Robert Jr said in an interview at his Chinsali base recently that his family remembers Mr Makasa as a disciplinarian, relentless freedom fighter and a humble person.
They also recall his commitment to the family until the time of his death and that it is unfortunate that he died before witnessing the Golden Jubilee.
Robert Jr said his father usually discussed the country`s welfare and freedom during his lifetime.
“He had a lot of love for this country, he always used to talk about the freedom struggle and would always call us as a family occasionally and tell us what he went through, how they suffered and fought for independence,” he said.
He is hopeful and confident that Zambians will emulate Mr Makasa`s significant contribution to the liberation struggle and national service.
Robert Jr urged Zambians to remain resilient and continue to fight for more freedom while sustaining it.
“I wish Zambians a happy Golden Jubilee and we just hope they can emulate the footsteps of people who spearheaded the fight for independence. Let us not sit back and say we are now independent… although we have independence we still have a lot of fighting to do,” he advised.
Mr Makasa had five children and Robert Jr was the fifth.
The gallant freedom fighter, who served in various portfolios in the UNIP government, died in 2007 in Lusaka where he was evacuated by President Sata, who was then president of the Patriotic Front.
This was after Mr Sata found Mr Makasa ailing in Chinsali District Hospital.
Mr Makasa was the first to serve as Northern Province Minister in 1964 and later served in Foreign Service in Kenya, Ethiopia and Tanzania.
He also served as Deputy Minister of Foreign Affairs and North-Western Minister and as a UNIP Member of the Central Committee.
Mr Makasa was also the authoritative, hilarious and creative author of the books Match to Political Freedom, Bwana District Commissioner and Umusungu Wamusonko (white tax collector).
The books had their fair share in the country`s education curriculum in Bemba literature in previous years.
The resourceful pieces of literature depicted the loathed colonial days when whites were at the helm of administration in districts where villagers were not expected to miss tax obligations among other compulsions considered oppressive by Africans.
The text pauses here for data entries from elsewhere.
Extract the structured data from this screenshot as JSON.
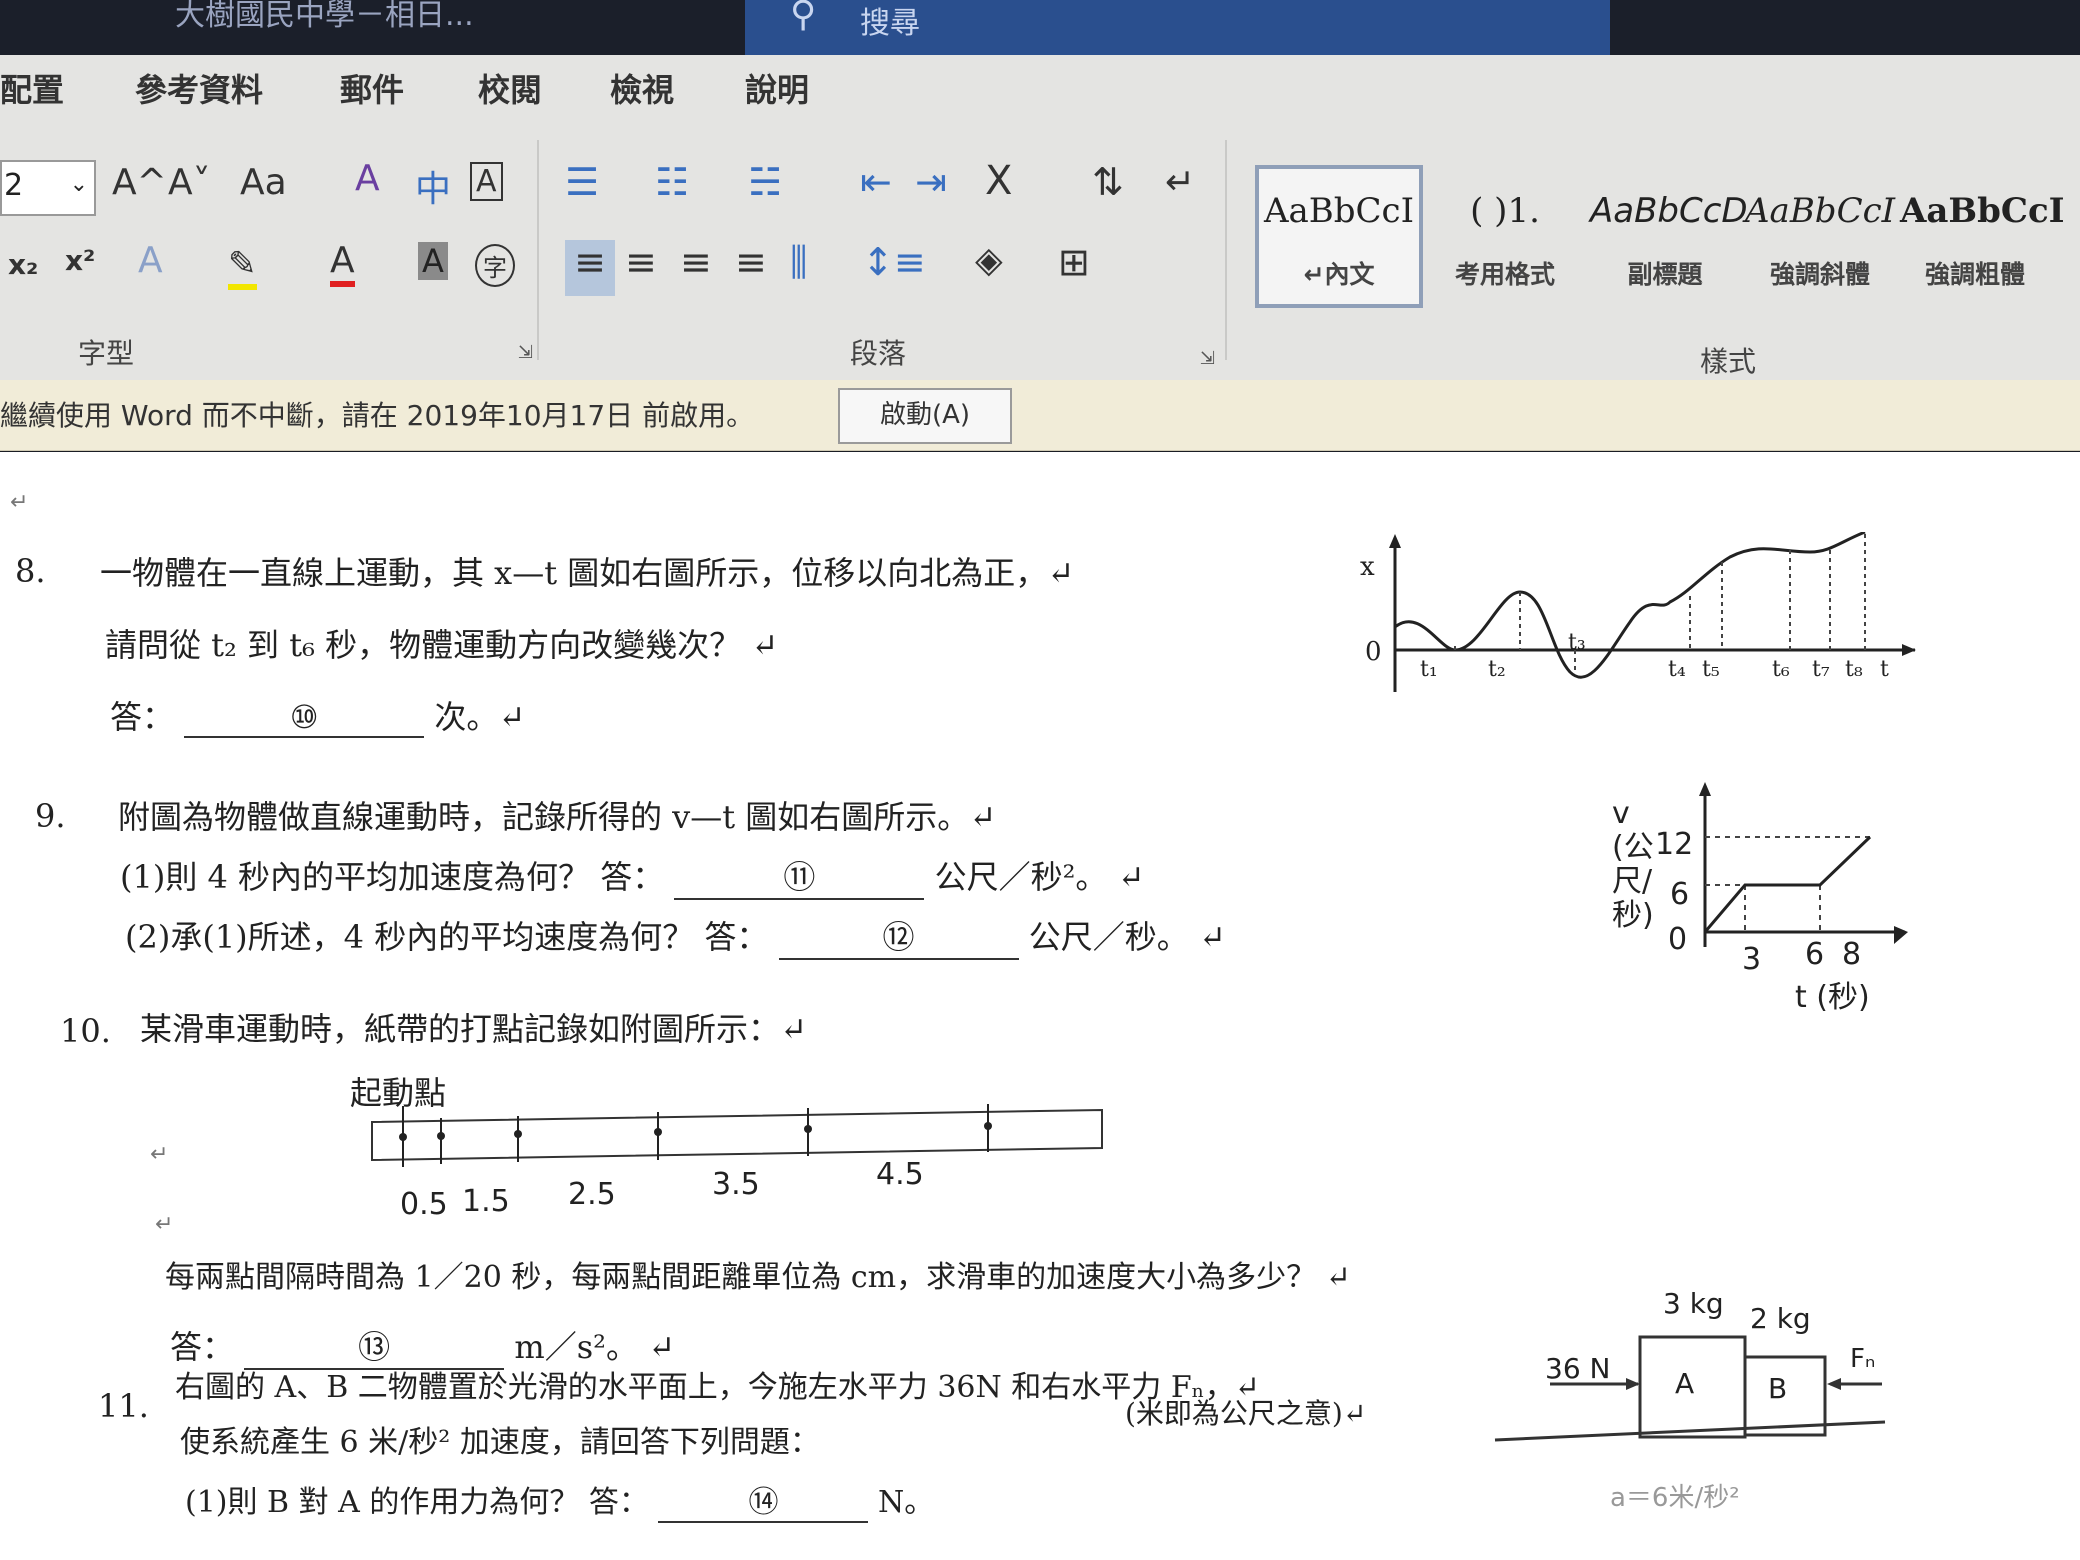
{
  "titlebar": {
    "title": "大樹國民中學－相日...",
    "search_label": "搜尋"
  },
  "tabs": [
    "配置",
    "參考資料",
    "郵件",
    "校閱",
    "檢視",
    "說明"
  ],
  "font_group": {
    "size_value": "2",
    "label": "字型",
    "tools": [
      "A^",
      "A˅",
      "Aa",
      "A",
      "中",
      "A",
      "x₂",
      "x²",
      "A",
      "A",
      "A",
      "字"
    ]
  },
  "paragraph_group": {
    "label": "段落"
  },
  "styles_group": {
    "label": "樣式",
    "items": [
      {
        "sample": "AaBbCcI",
        "name": "↵內文"
      },
      {
        "sample": "(  )1.",
        "name": "考用格式"
      },
      {
        "sample": "AaBbCcD",
        "name": "副標題"
      },
      {
        "sample": "AaBbCcI",
        "name": "強調斜體"
      },
      {
        "sample": "AaBbCcI",
        "name": "強調粗體"
      }
    ]
  },
  "infobar": {
    "message": "繼續使用 Word 而不中斷，請在 2019年10月17日 前啟用。",
    "button": "啟動(A)"
  },
  "doc": {
    "q8": {
      "num": "8.",
      "line1": "一物體在一直線上運動，其 x—t 圖如右圖所示，位移以向北為正，↵",
      "line2": "請問從 t₂ 到 t₆ 秒，物體運動方向改變幾次？ ↵",
      "ans_label": "答：",
      "ans_no": "⑩",
      "ans_unit": "次。↵"
    },
    "q9": {
      "num": "9.",
      "line1": "附圖為物體做直線運動時，記錄所得的 v—t 圖如右圖所示。↵",
      "p1": "(1)則 4 秒內的平均加速度為何？  答：",
      "p1_no": "⑪",
      "p1_unit": "公尺／秒²。    ↵",
      "p2": "(2)承(1)所述，4 秒內的平均速度為何？  答：",
      "p2_no": "⑫",
      "p2_unit": "公尺／秒。    ↵"
    },
    "q10": {
      "num": "10.",
      "line1": "某滑車運動時，紙帶的打點記錄如附圖所示：↵",
      "start_label": "起動點",
      "tape_labels": [
        "0.5",
        "1.5",
        "2.5",
        "3.5",
        "4.5"
      ],
      "line2": "每兩點間隔時間為 1／20 秒，每兩點間距離單位為 cm，求滑車的加速度大小為多少？ ↵",
      "ans_label": "答：",
      "ans_no": "⑬",
      "ans_unit": "m／s²。 ↵"
    },
    "q11": {
      "num": "11.",
      "line1": "右圖的 A、B 二物體置於光滑的水平面上，今施左水平力 36N 和右水平力 Fₙ，↵",
      "line2": "使系統產生 6 米/秒² 加速度，請回答下列問題：",
      "note": "(米即為公尺之意)↵",
      "p1": "(1)則 B 對 A 的作用力為何？  答：",
      "p1_no": "⑭",
      "p1_unit": "N。"
    }
  },
  "xt_graph": {
    "y_label": "x",
    "origin": "0",
    "ticks": [
      "t₁",
      "t₂",
      "t₃",
      "t₄",
      "t₅",
      "t₆",
      "t₇",
      "t₈",
      "t"
    ]
  },
  "vt_graph": {
    "y_label": "v (公尺/秒)",
    "x_label": "t (秒)",
    "y_ticks": [
      "12",
      "6",
      "0"
    ],
    "x_ticks": [
      "3",
      "6",
      "8"
    ]
  },
  "block_fig": {
    "mass_a": "3 kg",
    "mass_b": "2 kg",
    "force_left": "36 N",
    "label_a": "A",
    "label_b": "B",
    "force_right": "Fₙ",
    "accel": "a＝6米/秒²"
  }
}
According to Robert Jr, Mr Makasa was working on his memoir when he suffered a stroke and eventually died.
“ I am a qualified lawyer and I lectured at National Institute for Public Administration and later worked in an insurance business for 13 years but I quit to come and take care of dad and also help him write his memoir. But by then, he had a stroke and his level of concentration had reduced.
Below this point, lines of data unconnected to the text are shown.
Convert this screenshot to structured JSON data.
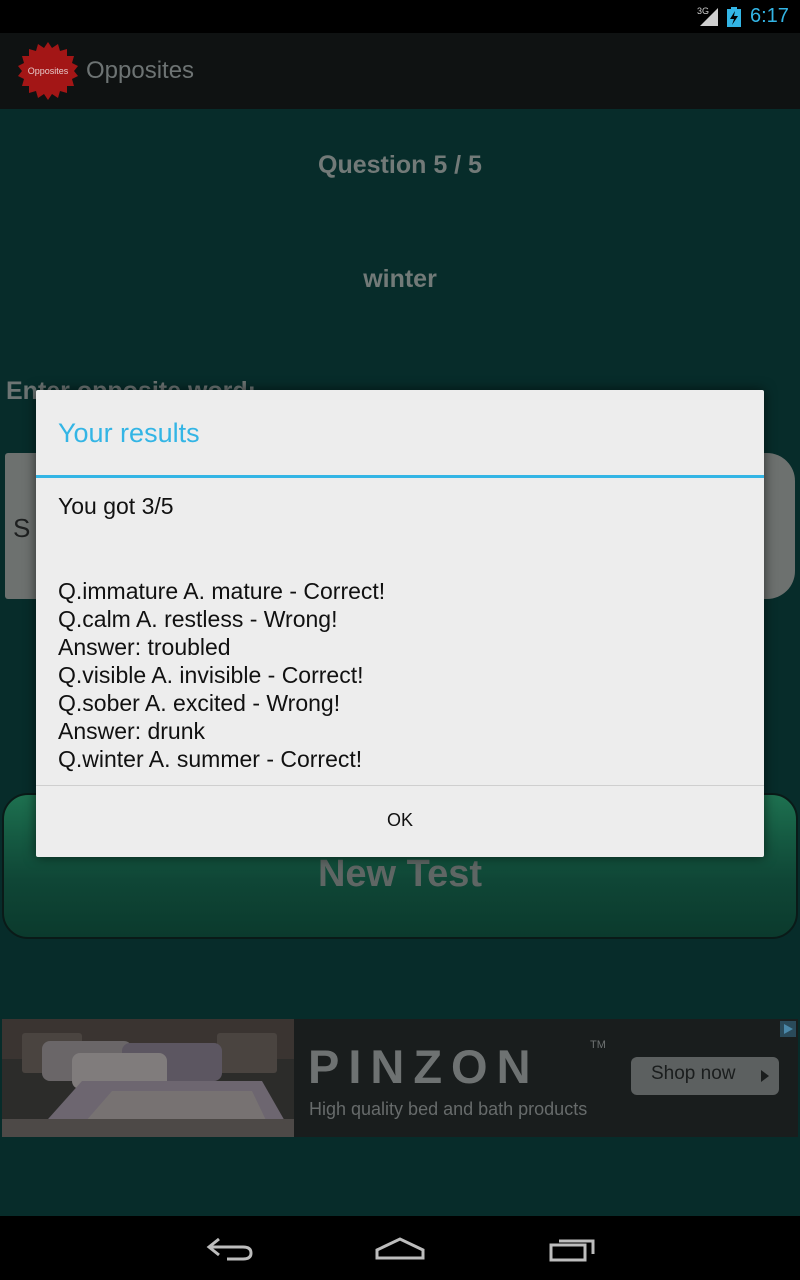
{
  "status_bar": {
    "network": "3G",
    "time": "6:17"
  },
  "action_bar": {
    "app_name": "Opposites",
    "logo_text": "Opposites"
  },
  "main": {
    "question_counter": "Question 5 / 5",
    "question_word": "winter",
    "enter_label": "Enter opposite word:",
    "answer_partial": "S",
    "new_test_label": "New Test"
  },
  "ad": {
    "brand": "PINZON",
    "trademark": "TM",
    "tagline": "High quality bed and bath products",
    "cta": "Shop now",
    "cta_icon": "play-arrow-icon"
  },
  "dialog": {
    "title": "Your results",
    "score_text": "You got 3/5",
    "result_lines": [
      "Q.immature A. mature - Correct!",
      "Q.calm A. restless - Wrong!",
      "Answer: troubled",
      "Q.visible A. invisible - Correct!",
      "Q.sober A. excited - Wrong!",
      "Answer: drunk",
      "Q.winter A. summer - Correct!"
    ],
    "ok_label": "OK"
  },
  "colors": {
    "accent": "#33b5e5",
    "logo": "#a31616",
    "dialog_bg": "#ededed"
  }
}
“The memoir was done in bits and pieces…and some people who had taken it to go through it never returned it and they have just gone missing and all that is left of are his writing works [three books]. I am now with my older brother taking care of our late dad’s farm where he stayed here [Chinsali],” Robert Jr said.
In conclusion, Robert Jr further described his father as a driving force who encouraged selflessness and patriotism.
Mr Makasa’s irrefutably and ineradicable name, to be emblazoned on the now towering university scheduled to open its doors to the public in 2015, is another mark of freedom that will live beyond 50 years.